2_ os membros do grupo recolhem os problemas formulados e agrupam-nos de modo homogéneo. Depois, transcrevem os problemas resultantes, designados por nós explicativos, ocupando toda a cartolina.

3_ Com os nós explicativos já identificados, procuramos estabelecer as relações de causalidade entre os mesmos através da participação de todos os membros do grupo. perguntamo-nos: o problema 1 é a causa do problema 2? e assim sucessivamente. são estabelecidas três ordens de magnitude em cada relação, utilizando traços de diferentes grossuras.
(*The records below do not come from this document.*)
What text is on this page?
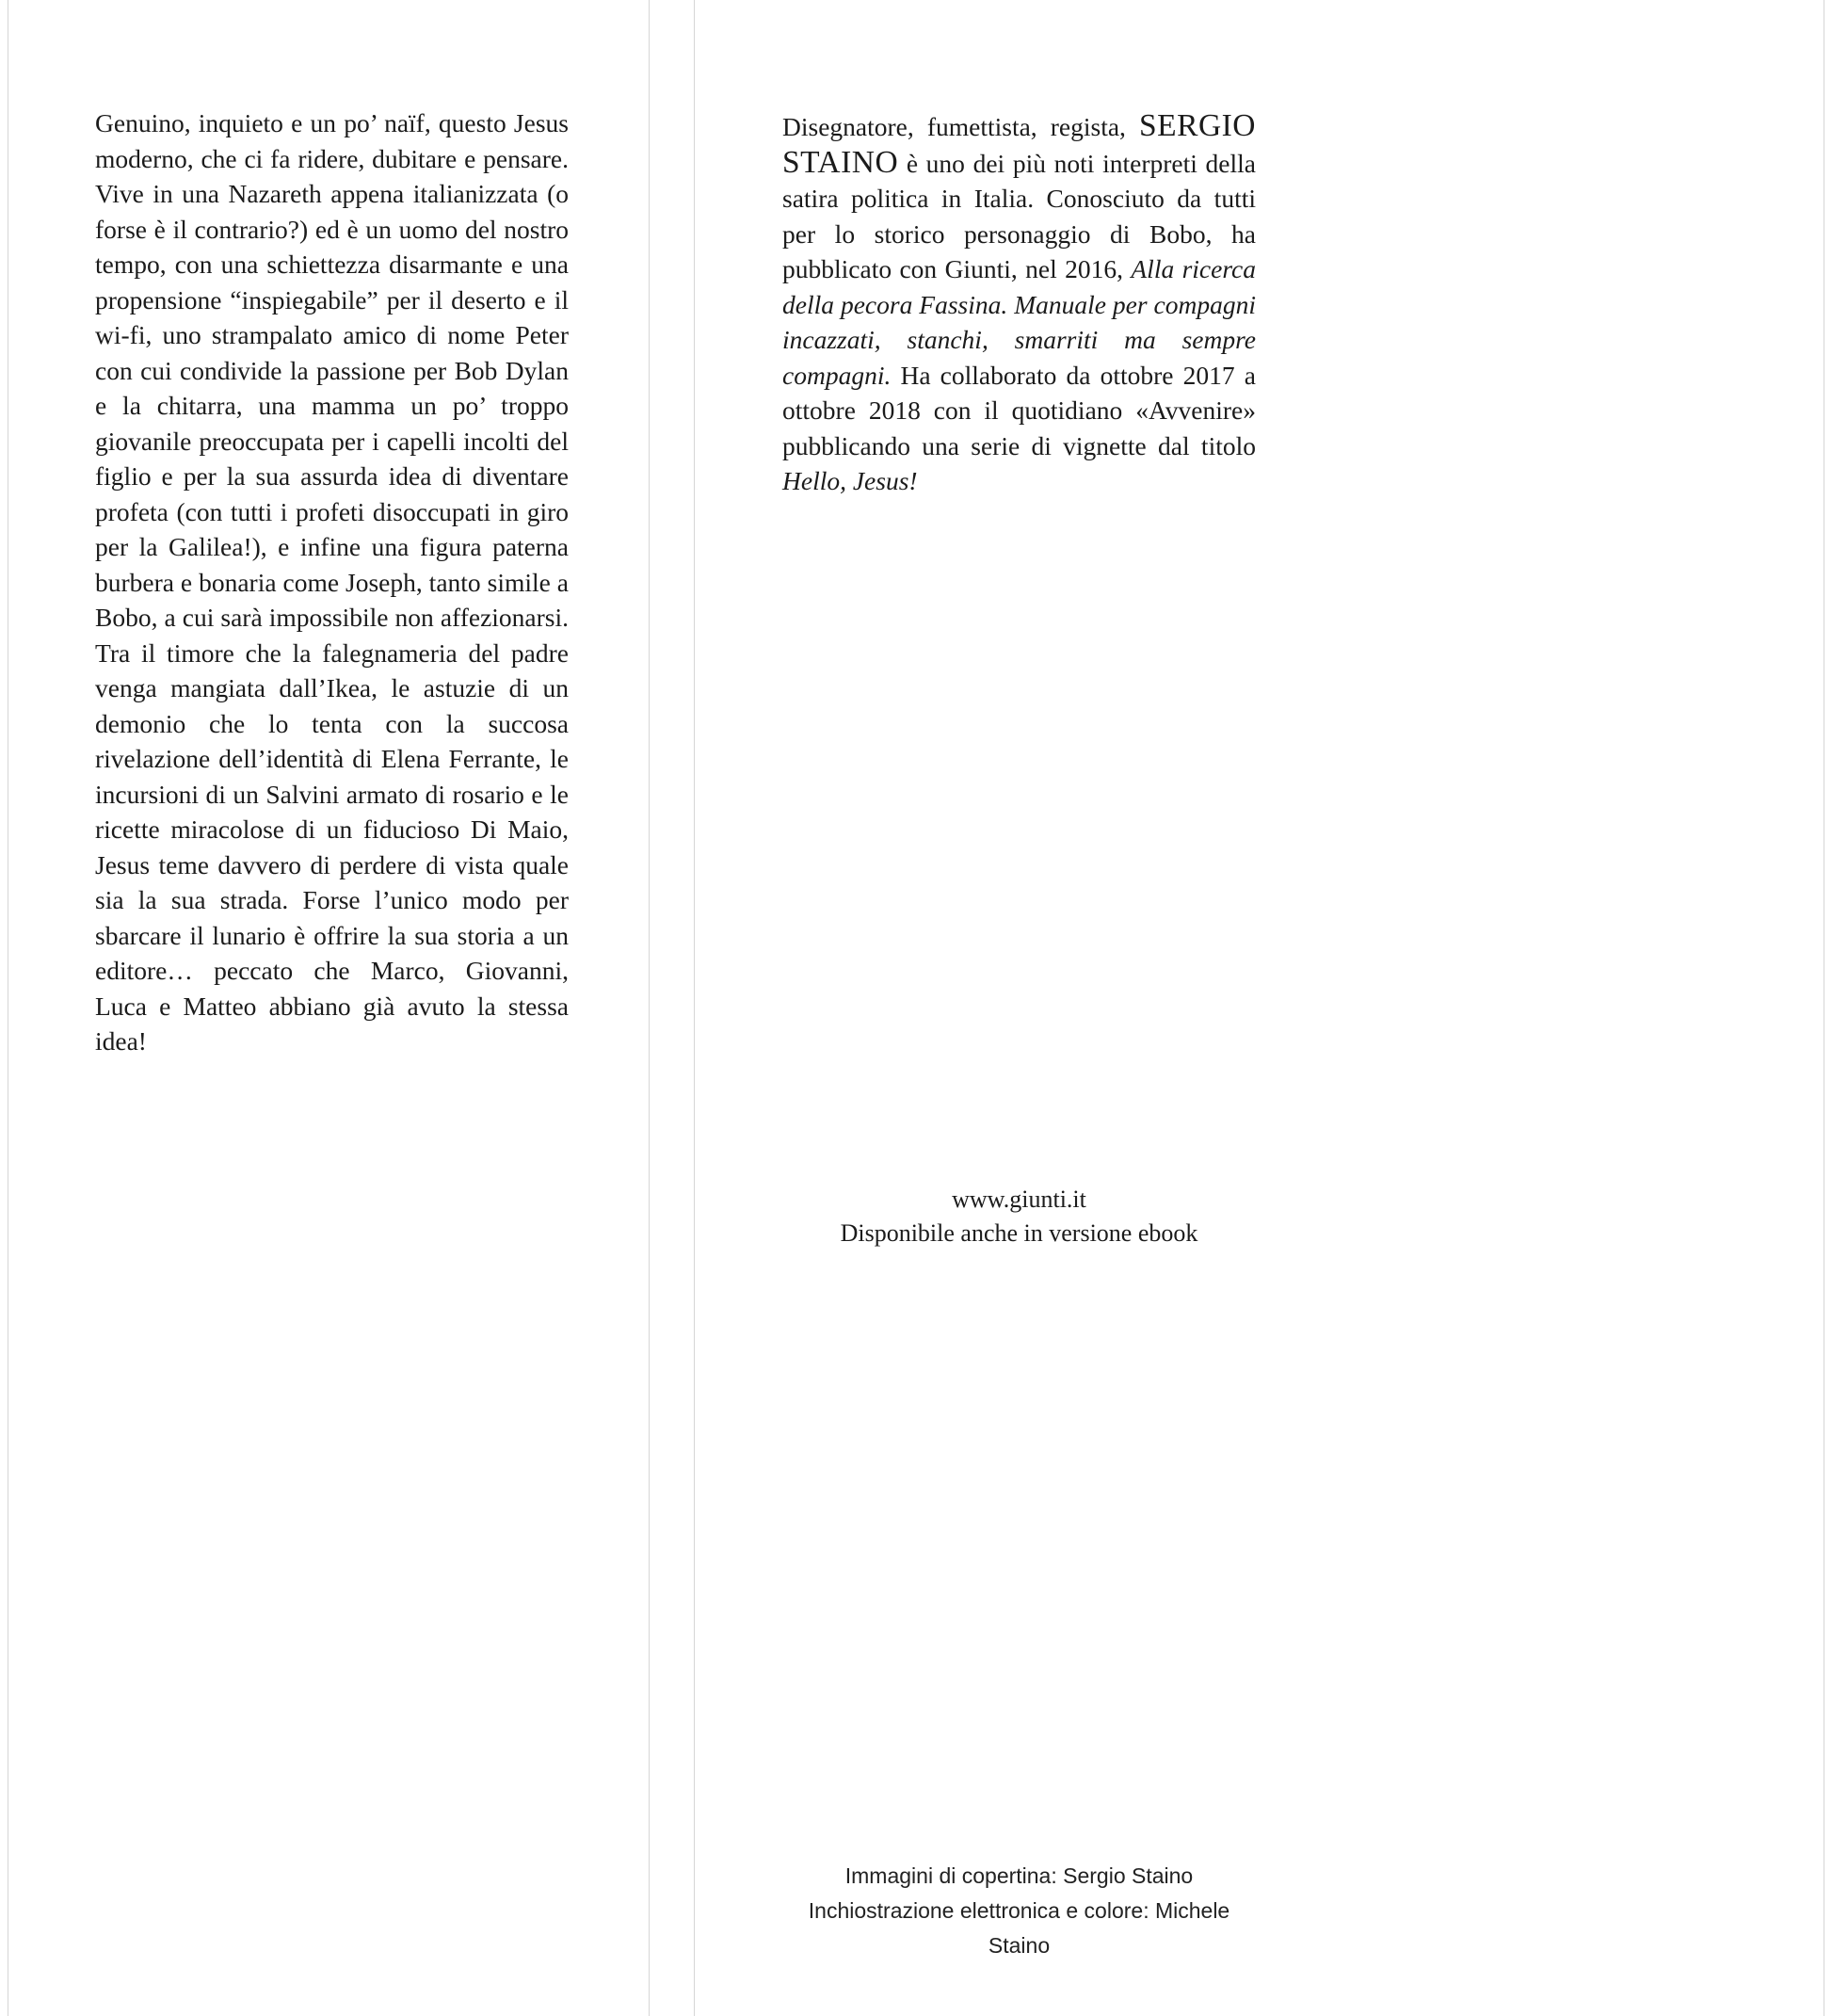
Genuino, inquieto e un po’ naïf, questo Jesus moderno, che ci fa ridere, dubitare e pensare. Vive in una Nazareth appena italianizzata (o forse è il contrario?) ed è un uomo del nostro tempo, con una schiettezza disarmante e una propensione “inspiegabile” per il deserto e il wi-fi, uno strampalato amico di nome Peter con cui condivide la passione per Bob Dylan e la chitarra, una mamma un po’ troppo giovanile preoccupata per i capelli incolti del figlio e per la sua assurda idea di diventare profeta (con tutti i profeti disoccupati in giro per la Galilea!), e infine una figura paterna burbera e bonaria come Joseph, tanto simile a Bobo, a cui sarà impossibile non affezionarsi. Tra il timore che la falegnameria del padre venga mangiata dall’Ikea, le astuzie di un demonio che lo tenta con la succosa rivelazione dell’identità di Elena Ferrante, le incursioni di un Salvini armato di rosario e le ricette miracolose di un fiducioso Di Maio, Jesus teme davvero di perdere di vista quale sia la sua strada. Forse l’unico modo per sbarcare il lunario è offrire la sua storia a un editore… peccato che Marco, Giovanni, Luca e Matteo abbiano già avuto la stessa idea!

Disegnatore, fumettista, regista, SERGIO STAINO è uno dei più noti interpreti della satira politica in Italia. Conosciuto da tutti per lo storico personaggio di Bobo, ha pubblicato con Giunti, nel 2016, Alla ricerca della pecora Fassina. Manuale per compagni incazzati, stanchi, smarriti ma sempre compagni. Ha collaborato da ottobre 2017 a ottobre 2018 con il quotidiano «Avvenire» pubblicando una serie di vignette dal titolo Hello, Jesus!

www.giunti.it

Disponibile anche in versione ebook

Immagini di copertina: Sergio Staino

Inchiostrazione elettronica e colore: Michele Staino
É conveniente rever este passo e questionar novas relações que, por vezes, passam despercebidas numa primeira abordagem.

4_ Uma vez concluído o passo anterior, é somado o número (com base no valor) das setas que entram e saem de cada nó explicativo, utilizando o quadro abaixo apresentado.
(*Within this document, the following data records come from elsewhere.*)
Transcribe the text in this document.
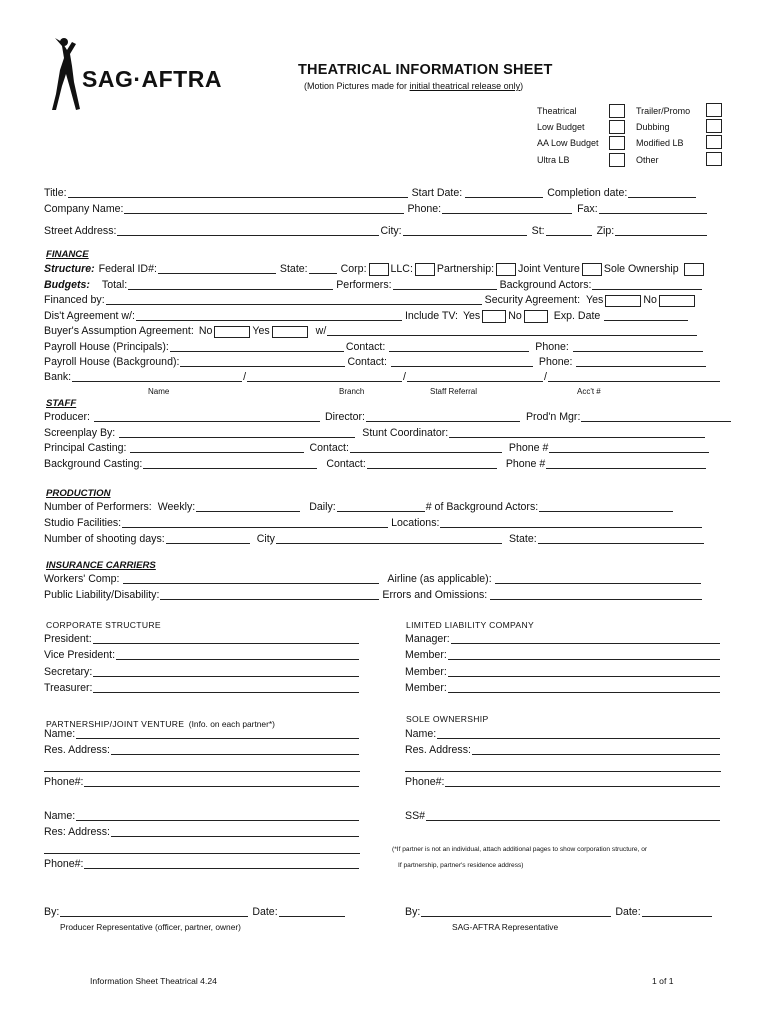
SAG·AFTRA	THEATRICAL INFORMATION SHEET
(Motion Pictures made for initial theatrical release only)
Theatrical
Low Budget
AA Low Budget
Ultra LB
Trailer/Promo
Dubbing
Modified LB
Other
Title:	Start Date:	Completion date:
Company Name:	Phone:	Fax:
Street Address:	City:	St:	Zip:
FINANCE
Structure: Federal ID#:	State:	Corp: LLC: Partnership: Joint Venture Sole Ownership
Budgets: Total:	Performers:	Background Actors:
Financed by:	Security Agreement: Yes	No
Dis't Agreement w/:	Include TV: Yes	No	Exp. Date
Buyer's Assumption Agreement: No	Yes	w/
Payroll House (Principals):	Contact:	Phone:
Payroll House (Background):	Contact:	Phone:
Bank:	/	/	/
Name	Branch	Staff Referral	Acc't #
STAFF
Producer:	Director:	Prod'n Mgr:
Screenplay By:	Stunt Coordinator:
Principal Casting:	Contact:	Phone #
Background Casting:	Contact:	Phone #
PRODUCTION
Number of Performers: Weekly:	Daily:	# of Background Actors:
Studio Facilities:	Locations:
Number of shooting days:	City	State:
INSURANCE CARRIERS
Workers' Comp:	Airline (as applicable):
Public Liability/Disability:	Errors and Omissions:
CORPORATE STRUCTURE	LIMITED LIABILITY COMPANY
President:
Vice President:
Secretary:
Treasurer:
Manager:
Member:
Member:
Member:
PARTNERSHIP/JOINT VENTURE (Info. on each partner*)	SOLE OWNERSHIP
Name:
Res. Address:
Phone#:
Name:
Res: Address:
Phone#:
Name:
Res. Address:
Phone#:
SS#
(*If partner is not an individual, attach additional pages to show corporation structure, or
If partnership, partner's residence address)
By:	Date:
Producer Representative (officer, partner, owner)
By:	Date:
SAG-AFTRA Representative
Information Sheet Theatrical 4.24	1 of 1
5_ os nós explicativos com maior quantidade de vectores de saída (valor motriz mais elevado) constituirão os chamados «nós críticos» do problema em análise: «É o nó cuja alteração quantitativa ou qualitativa provoca uma alteração significativa das características do vector de definição do problema explicado».

6_ estes nós críticos são os problemas que resumem ou sintetizam o problema analisado. são eles que provocam mais problemas em relação ao resto. são os que mais influenciam a situação em geral.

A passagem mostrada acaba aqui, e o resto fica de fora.